ECLI:NL:TGDKG:2014:8 kamer voor gerechtsdeurwaarders Amsterdam GDWverzet254.2013

ECLI: ECLI:NL:TGDKG:2014:8
Datum uitspraak: 07-01-2014
Datum publicatie: 31-01-2014
Zaaknummer(s): GDWverzet254.2013
Onderwerp: Ambtshandelingen (art. 2 Gdw)
Beslissingen:
Inhoudsindicatie: Beslissing op verzet. Overweging over verrekening.
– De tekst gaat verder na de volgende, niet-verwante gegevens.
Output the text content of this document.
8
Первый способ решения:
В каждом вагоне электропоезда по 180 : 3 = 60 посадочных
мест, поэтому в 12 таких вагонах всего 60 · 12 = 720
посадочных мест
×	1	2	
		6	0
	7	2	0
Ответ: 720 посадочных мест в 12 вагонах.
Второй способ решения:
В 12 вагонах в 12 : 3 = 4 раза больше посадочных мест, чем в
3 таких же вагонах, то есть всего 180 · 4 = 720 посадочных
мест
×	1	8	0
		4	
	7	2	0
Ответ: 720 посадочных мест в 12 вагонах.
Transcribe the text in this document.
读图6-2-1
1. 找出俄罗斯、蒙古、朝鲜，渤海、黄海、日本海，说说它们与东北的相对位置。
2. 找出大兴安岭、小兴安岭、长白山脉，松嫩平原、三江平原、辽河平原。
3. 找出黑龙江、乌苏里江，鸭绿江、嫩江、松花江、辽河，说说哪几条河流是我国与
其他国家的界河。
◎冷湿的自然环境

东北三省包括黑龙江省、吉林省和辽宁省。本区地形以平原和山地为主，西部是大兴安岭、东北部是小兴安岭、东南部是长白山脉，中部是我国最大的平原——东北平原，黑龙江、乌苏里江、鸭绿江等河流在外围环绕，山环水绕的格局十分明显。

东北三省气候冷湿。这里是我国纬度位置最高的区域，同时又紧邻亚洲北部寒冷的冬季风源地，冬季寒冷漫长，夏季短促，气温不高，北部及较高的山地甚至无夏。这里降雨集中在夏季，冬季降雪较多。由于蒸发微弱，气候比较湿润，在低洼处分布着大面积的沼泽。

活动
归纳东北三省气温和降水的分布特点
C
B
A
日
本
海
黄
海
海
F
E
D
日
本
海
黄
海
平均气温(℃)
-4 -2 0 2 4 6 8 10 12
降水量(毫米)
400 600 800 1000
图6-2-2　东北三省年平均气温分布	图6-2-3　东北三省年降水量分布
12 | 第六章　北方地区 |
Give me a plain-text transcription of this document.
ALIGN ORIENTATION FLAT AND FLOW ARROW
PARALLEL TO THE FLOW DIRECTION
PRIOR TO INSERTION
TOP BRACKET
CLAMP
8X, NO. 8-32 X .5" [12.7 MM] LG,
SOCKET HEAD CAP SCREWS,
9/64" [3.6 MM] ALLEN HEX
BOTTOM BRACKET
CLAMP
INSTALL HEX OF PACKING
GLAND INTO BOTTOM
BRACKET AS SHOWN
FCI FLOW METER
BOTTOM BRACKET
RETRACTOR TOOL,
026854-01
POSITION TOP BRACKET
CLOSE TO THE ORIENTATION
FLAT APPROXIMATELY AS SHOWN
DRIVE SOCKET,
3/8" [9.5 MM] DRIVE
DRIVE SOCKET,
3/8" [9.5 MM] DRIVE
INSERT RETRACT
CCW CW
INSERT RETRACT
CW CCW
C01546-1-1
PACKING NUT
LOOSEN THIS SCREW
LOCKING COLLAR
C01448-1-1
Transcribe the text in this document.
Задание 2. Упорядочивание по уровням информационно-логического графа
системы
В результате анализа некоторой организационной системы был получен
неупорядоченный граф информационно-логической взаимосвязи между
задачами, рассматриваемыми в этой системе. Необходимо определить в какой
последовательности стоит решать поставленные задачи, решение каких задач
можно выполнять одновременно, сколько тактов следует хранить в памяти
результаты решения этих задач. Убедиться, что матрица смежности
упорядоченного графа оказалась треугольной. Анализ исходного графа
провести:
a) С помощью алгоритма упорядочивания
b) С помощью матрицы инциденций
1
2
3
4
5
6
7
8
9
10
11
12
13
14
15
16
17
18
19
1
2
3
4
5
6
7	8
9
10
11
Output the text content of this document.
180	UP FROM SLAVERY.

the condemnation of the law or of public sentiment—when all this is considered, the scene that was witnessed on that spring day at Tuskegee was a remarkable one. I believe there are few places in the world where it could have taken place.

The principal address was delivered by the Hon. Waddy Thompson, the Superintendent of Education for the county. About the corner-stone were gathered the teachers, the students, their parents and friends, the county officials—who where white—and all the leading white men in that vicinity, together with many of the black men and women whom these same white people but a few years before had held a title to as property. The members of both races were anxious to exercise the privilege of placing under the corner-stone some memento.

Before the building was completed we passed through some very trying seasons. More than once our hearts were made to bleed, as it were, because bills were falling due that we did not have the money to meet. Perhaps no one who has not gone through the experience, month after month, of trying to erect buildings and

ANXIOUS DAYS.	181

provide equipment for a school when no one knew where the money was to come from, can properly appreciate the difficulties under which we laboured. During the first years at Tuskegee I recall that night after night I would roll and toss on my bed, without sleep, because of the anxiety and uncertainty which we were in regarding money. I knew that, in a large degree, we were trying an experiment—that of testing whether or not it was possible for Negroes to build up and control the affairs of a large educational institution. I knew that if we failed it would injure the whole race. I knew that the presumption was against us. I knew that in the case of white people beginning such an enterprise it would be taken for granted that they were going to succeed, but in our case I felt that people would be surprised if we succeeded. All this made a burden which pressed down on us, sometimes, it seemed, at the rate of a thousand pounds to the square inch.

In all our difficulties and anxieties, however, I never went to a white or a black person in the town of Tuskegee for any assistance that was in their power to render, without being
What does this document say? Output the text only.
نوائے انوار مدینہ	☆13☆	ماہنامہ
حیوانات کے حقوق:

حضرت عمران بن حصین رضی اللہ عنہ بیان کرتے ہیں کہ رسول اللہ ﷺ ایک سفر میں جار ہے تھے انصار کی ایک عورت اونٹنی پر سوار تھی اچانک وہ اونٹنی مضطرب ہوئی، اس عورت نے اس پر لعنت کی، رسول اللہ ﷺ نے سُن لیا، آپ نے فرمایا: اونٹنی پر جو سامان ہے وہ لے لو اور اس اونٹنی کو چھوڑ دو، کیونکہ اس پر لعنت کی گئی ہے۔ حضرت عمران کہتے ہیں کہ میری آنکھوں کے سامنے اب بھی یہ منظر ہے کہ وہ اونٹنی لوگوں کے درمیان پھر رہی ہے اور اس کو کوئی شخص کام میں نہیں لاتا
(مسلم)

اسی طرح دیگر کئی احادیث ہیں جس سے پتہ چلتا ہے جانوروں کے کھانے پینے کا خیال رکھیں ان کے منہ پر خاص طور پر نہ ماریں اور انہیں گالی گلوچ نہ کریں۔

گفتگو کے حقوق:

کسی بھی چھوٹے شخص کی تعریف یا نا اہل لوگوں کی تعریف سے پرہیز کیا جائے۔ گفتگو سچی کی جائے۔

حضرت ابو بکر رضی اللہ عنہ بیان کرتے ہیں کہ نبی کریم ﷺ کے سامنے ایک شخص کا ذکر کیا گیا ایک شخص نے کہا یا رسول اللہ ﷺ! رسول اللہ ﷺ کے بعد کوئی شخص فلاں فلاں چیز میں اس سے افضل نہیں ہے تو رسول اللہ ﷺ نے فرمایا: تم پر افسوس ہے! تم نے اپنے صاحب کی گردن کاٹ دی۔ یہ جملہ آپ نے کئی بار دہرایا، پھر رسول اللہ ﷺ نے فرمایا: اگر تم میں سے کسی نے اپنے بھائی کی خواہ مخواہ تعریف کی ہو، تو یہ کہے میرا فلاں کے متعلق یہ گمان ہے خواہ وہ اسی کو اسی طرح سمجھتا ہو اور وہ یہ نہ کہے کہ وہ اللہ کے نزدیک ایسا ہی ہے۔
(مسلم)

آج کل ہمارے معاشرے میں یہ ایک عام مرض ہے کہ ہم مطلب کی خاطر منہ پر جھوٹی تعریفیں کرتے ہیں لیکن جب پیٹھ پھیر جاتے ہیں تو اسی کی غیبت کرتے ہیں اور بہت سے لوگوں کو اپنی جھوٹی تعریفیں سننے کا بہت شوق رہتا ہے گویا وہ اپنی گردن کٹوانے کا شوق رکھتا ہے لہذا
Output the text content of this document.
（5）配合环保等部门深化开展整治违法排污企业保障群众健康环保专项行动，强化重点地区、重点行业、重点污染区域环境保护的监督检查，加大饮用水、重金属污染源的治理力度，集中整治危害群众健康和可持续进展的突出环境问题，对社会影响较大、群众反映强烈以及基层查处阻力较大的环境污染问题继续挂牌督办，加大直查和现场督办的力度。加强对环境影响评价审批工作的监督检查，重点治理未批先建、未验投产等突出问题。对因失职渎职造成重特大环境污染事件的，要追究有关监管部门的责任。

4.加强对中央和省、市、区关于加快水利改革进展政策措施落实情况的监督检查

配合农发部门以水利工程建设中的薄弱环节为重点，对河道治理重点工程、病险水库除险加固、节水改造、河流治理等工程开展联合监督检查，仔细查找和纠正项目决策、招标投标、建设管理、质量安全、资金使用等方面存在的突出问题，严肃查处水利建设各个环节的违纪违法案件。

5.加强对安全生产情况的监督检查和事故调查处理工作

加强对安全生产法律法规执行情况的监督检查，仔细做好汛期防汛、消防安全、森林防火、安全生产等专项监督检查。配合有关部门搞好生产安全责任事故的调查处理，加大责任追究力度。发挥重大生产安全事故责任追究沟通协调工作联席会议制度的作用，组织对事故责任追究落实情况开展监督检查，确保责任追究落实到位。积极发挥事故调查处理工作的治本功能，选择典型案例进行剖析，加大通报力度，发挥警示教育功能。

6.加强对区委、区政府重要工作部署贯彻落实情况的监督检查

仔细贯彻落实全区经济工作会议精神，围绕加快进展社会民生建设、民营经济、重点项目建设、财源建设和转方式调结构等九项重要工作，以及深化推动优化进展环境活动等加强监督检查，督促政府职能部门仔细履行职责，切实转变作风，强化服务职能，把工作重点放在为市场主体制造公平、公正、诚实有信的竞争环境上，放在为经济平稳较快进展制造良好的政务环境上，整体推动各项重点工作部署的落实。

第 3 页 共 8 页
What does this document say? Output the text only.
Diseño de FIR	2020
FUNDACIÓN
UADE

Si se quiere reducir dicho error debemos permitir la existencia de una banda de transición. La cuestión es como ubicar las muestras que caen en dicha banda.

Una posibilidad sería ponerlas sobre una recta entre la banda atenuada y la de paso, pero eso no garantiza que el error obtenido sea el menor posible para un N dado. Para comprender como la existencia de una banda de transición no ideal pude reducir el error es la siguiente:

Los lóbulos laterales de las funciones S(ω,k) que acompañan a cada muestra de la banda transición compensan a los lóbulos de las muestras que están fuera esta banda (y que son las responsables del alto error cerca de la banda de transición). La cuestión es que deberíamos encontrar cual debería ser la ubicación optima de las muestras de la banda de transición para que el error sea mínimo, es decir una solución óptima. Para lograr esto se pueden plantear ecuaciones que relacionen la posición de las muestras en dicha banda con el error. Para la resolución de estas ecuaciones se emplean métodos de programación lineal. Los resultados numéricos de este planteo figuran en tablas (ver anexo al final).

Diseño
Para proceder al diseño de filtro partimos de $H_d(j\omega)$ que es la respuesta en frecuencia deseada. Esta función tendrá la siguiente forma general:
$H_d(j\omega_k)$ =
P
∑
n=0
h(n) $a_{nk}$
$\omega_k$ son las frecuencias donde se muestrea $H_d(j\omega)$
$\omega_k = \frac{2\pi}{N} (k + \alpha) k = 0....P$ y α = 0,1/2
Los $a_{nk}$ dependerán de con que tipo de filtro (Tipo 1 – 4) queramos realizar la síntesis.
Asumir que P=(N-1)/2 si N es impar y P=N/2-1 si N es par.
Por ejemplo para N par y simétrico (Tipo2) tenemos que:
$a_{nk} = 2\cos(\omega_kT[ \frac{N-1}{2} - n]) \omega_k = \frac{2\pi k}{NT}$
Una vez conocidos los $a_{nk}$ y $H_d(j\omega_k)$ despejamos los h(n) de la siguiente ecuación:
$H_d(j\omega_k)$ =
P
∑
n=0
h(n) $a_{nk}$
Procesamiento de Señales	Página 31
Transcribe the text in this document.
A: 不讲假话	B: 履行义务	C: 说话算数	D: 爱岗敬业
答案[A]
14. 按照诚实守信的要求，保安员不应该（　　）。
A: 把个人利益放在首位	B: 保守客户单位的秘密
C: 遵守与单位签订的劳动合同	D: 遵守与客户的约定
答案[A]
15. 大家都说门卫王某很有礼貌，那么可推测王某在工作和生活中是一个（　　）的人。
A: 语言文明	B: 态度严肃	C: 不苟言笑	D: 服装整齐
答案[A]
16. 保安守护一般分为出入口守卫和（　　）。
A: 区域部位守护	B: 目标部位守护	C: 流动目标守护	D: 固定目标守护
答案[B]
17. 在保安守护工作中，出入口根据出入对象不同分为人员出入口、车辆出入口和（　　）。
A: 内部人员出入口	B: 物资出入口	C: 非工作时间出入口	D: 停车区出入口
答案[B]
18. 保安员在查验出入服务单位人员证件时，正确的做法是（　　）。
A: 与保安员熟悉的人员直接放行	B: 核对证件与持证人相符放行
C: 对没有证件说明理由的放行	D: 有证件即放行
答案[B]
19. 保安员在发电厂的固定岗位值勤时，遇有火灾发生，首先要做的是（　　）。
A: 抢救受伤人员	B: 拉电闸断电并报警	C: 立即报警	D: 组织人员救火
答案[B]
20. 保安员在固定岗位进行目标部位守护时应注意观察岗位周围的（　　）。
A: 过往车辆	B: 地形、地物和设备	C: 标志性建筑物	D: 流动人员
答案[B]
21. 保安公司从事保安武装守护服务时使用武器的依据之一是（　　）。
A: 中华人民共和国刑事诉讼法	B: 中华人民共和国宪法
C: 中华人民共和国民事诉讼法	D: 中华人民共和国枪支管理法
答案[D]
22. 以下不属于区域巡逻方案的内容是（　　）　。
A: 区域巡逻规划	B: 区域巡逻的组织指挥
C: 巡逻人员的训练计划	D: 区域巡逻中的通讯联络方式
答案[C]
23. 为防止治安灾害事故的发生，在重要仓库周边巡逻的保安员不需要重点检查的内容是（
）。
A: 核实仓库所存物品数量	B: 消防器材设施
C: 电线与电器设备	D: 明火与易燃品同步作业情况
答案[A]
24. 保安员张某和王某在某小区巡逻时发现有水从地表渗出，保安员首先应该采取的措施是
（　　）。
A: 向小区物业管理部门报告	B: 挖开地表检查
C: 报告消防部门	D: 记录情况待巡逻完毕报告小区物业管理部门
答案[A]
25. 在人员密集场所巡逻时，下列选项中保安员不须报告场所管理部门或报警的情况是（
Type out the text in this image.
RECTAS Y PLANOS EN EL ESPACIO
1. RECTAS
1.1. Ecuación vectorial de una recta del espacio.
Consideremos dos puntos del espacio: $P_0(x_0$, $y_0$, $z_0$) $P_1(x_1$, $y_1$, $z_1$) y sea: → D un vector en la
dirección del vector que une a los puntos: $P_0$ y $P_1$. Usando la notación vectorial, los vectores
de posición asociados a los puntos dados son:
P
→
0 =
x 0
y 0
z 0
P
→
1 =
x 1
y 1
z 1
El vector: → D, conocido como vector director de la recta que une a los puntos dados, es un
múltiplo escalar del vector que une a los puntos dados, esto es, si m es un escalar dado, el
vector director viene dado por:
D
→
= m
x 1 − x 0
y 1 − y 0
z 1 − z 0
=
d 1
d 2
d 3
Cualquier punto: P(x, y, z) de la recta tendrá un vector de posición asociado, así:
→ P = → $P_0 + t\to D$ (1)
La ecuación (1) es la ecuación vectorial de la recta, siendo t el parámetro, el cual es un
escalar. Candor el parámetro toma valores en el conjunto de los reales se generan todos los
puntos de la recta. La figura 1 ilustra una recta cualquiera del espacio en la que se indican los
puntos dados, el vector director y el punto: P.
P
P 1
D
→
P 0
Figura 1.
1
De Kamer verenigt zich met de beslissing van de voorzitter en verklaart het verzet ongegrond.

KAMER VOOR GERECHTSDEURWAARDERS TE AMSTERDAM

Beslissing van 7 januari 2014 zoals bedoeld in artikel 39, vierde lid, van de Gerechtsdeurwaarderswet inzake de beschikking van 12 maart 2013 met zaaknummer 827.2012 en het daartegen ingestelde verzet met zaaknummer 254.2013 ingesteld door:

[     ] B.V.,

gevestigd te [     ],

klaagster,

gemachtigde: [     ],

tegen:

[     ],

gerechtsdeurwaarder te [     ],

beklaagde,

gemachtigde: [     ].

1. Ontstaan en verloop van de procedure

Bij brief van 9 oktober 2012 heeft klaagster een klacht ingediend tegen beklaagde, hierna: de gerechtsdeurwaarder.

Op 29 november 2012 heeft de gerechtsdeurwaarder een verweerschrift ingediend.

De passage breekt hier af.